Sure, I can tally up the losses of the past few months with a simple set of hash marks, bundling them like sticks in countable groups of five. But that doesn’t account for the way one loss sometimes unpredictably rubs against another, making sparks and, before you know it, igniting the whole bunch of them into a flaming, incalculable blaze. One plus one plus one plus one plus one does not always equal five in the mathematics of loss. Sometimes it’s just a hot mess of flaming emotions.
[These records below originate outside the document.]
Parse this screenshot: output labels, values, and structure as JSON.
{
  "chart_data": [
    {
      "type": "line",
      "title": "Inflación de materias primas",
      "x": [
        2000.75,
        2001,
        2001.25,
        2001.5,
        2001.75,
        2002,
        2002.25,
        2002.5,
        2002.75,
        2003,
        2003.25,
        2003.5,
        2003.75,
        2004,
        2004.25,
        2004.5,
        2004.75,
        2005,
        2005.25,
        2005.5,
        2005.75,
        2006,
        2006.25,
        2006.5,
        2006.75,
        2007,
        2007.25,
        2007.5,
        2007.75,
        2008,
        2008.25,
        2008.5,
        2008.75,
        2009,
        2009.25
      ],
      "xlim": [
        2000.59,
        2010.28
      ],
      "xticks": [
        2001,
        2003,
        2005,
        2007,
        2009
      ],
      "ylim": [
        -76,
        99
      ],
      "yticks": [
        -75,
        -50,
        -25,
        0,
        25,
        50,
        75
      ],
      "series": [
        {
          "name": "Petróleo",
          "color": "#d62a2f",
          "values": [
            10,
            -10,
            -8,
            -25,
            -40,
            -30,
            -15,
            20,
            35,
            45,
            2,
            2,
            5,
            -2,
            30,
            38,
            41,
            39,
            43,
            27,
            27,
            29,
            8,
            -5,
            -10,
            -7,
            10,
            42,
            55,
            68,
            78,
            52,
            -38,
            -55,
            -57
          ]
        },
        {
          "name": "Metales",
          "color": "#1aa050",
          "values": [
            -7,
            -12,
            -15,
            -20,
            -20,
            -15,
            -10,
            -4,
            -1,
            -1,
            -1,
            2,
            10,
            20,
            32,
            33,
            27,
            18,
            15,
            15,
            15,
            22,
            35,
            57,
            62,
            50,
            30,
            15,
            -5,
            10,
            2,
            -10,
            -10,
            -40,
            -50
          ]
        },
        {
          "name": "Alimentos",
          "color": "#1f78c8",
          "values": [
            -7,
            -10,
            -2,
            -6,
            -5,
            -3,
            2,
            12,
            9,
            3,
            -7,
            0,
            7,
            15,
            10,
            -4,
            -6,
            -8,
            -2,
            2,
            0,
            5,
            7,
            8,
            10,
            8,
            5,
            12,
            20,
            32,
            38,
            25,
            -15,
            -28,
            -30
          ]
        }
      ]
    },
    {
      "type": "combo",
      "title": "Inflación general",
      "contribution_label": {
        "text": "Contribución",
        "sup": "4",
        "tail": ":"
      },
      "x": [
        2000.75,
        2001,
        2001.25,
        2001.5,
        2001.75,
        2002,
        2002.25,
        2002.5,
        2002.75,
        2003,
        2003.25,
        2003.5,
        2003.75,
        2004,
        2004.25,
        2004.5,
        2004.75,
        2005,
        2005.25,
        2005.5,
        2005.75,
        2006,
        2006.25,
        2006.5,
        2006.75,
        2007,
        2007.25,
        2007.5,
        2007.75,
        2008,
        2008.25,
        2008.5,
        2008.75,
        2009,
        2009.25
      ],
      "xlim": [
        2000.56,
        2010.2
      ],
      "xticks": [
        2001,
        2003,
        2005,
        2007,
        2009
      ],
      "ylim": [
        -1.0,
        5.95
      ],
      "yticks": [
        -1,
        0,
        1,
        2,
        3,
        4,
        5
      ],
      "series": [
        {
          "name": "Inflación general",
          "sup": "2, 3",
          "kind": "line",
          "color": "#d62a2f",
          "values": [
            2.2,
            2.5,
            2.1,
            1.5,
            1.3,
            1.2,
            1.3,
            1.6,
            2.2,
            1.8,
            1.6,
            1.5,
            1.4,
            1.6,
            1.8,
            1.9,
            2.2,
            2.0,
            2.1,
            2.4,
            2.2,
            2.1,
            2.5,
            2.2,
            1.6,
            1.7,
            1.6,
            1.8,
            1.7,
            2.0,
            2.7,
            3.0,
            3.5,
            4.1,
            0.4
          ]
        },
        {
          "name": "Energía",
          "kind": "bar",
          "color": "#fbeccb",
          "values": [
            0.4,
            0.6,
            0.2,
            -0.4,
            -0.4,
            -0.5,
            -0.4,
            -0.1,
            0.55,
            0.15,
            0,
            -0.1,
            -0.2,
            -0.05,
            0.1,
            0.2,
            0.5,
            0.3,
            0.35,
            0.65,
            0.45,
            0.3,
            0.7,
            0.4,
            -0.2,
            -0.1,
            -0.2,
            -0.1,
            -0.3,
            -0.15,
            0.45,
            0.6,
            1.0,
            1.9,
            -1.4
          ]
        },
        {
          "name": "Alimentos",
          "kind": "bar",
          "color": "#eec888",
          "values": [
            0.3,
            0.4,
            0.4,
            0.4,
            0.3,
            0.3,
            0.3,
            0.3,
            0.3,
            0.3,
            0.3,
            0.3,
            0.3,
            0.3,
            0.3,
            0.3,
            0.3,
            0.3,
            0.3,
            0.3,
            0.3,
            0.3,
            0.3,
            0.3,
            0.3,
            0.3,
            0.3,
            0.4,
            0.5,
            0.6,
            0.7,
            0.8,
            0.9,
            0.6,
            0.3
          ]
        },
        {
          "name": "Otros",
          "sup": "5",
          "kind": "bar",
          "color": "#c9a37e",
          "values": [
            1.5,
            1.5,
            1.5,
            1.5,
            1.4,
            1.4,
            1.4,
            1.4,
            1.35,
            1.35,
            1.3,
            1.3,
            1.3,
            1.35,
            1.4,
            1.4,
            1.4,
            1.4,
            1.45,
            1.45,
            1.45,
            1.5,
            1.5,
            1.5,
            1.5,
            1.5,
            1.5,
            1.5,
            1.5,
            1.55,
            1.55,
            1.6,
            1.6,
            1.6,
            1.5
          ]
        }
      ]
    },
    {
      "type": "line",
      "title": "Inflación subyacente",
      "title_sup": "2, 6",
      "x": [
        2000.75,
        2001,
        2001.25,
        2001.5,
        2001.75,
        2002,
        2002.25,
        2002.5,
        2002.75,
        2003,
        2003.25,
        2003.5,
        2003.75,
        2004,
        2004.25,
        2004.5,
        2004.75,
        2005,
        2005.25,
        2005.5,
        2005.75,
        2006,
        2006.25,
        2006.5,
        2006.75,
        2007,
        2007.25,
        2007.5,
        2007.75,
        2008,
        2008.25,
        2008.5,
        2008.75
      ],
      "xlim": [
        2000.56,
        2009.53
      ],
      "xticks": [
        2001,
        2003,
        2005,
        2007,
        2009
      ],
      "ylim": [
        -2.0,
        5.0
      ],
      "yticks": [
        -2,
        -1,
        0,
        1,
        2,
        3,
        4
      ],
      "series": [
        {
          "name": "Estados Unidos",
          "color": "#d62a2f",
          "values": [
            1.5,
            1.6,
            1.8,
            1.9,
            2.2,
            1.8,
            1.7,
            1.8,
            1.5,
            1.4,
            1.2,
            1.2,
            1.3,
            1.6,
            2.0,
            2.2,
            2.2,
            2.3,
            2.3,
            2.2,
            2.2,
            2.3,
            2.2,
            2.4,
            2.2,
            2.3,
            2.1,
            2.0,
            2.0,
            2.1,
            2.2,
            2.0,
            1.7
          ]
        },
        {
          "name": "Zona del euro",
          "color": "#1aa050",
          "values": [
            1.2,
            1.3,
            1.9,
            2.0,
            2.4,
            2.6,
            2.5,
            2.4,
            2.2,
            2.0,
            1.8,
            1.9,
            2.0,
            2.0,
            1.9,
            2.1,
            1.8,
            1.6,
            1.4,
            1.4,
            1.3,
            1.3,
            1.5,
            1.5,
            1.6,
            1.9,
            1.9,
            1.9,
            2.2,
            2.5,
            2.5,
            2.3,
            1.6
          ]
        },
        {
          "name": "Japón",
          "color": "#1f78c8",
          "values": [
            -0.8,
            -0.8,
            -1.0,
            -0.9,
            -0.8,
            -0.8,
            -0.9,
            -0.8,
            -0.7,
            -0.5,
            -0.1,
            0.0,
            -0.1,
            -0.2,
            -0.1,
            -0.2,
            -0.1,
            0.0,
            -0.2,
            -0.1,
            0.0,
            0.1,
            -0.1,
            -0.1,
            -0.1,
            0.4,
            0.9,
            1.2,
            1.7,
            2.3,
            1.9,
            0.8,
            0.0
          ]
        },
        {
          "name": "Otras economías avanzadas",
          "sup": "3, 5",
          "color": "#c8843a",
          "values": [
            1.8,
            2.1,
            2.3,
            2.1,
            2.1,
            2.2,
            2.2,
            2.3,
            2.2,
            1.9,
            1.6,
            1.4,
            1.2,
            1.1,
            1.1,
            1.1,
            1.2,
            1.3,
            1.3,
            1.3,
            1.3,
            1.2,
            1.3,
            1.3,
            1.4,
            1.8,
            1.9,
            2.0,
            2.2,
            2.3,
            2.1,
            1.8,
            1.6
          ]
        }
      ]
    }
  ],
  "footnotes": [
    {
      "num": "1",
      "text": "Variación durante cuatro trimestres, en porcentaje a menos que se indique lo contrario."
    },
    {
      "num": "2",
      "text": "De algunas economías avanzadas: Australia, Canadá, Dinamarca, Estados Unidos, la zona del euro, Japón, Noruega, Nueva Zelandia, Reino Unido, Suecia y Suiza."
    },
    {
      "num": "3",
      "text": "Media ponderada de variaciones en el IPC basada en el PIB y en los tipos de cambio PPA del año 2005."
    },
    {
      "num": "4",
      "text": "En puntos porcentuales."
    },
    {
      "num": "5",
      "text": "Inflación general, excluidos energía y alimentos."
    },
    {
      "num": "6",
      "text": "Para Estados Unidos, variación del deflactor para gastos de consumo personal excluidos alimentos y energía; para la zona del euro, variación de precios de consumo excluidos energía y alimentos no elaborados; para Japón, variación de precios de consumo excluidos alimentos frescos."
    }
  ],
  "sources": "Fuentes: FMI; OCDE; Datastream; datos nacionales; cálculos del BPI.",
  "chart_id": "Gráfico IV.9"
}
Thankfully, with a similar and balancing distortion, this addition of the negative numbers of loss surprisingly does not always take us south of zero’s border. Just as I have noticed that one loss added to another and another can dip us into an ocean of grief where it makes no sense to separate one drop from the next, I have also been grateful to experience the way that this ocean is made of inseparable waves of love as much as by uncountable drops of grief. When I give myself over to grief, I let down my defenses and become open to others and to love in astonishing new ways. So one loss plus one loss plus one loss (and more), in my recent experience, can sometimes add up to so much love and so many blessings that some days I feel like I am actually coming out ahead.
I still have a lot of healing (and grieving) to do, it’s true. But in adding up what I’ve lost and what I’ve received in these past few months, I’m grateful to discover that my healing is already well underway – and it is multiplying daily.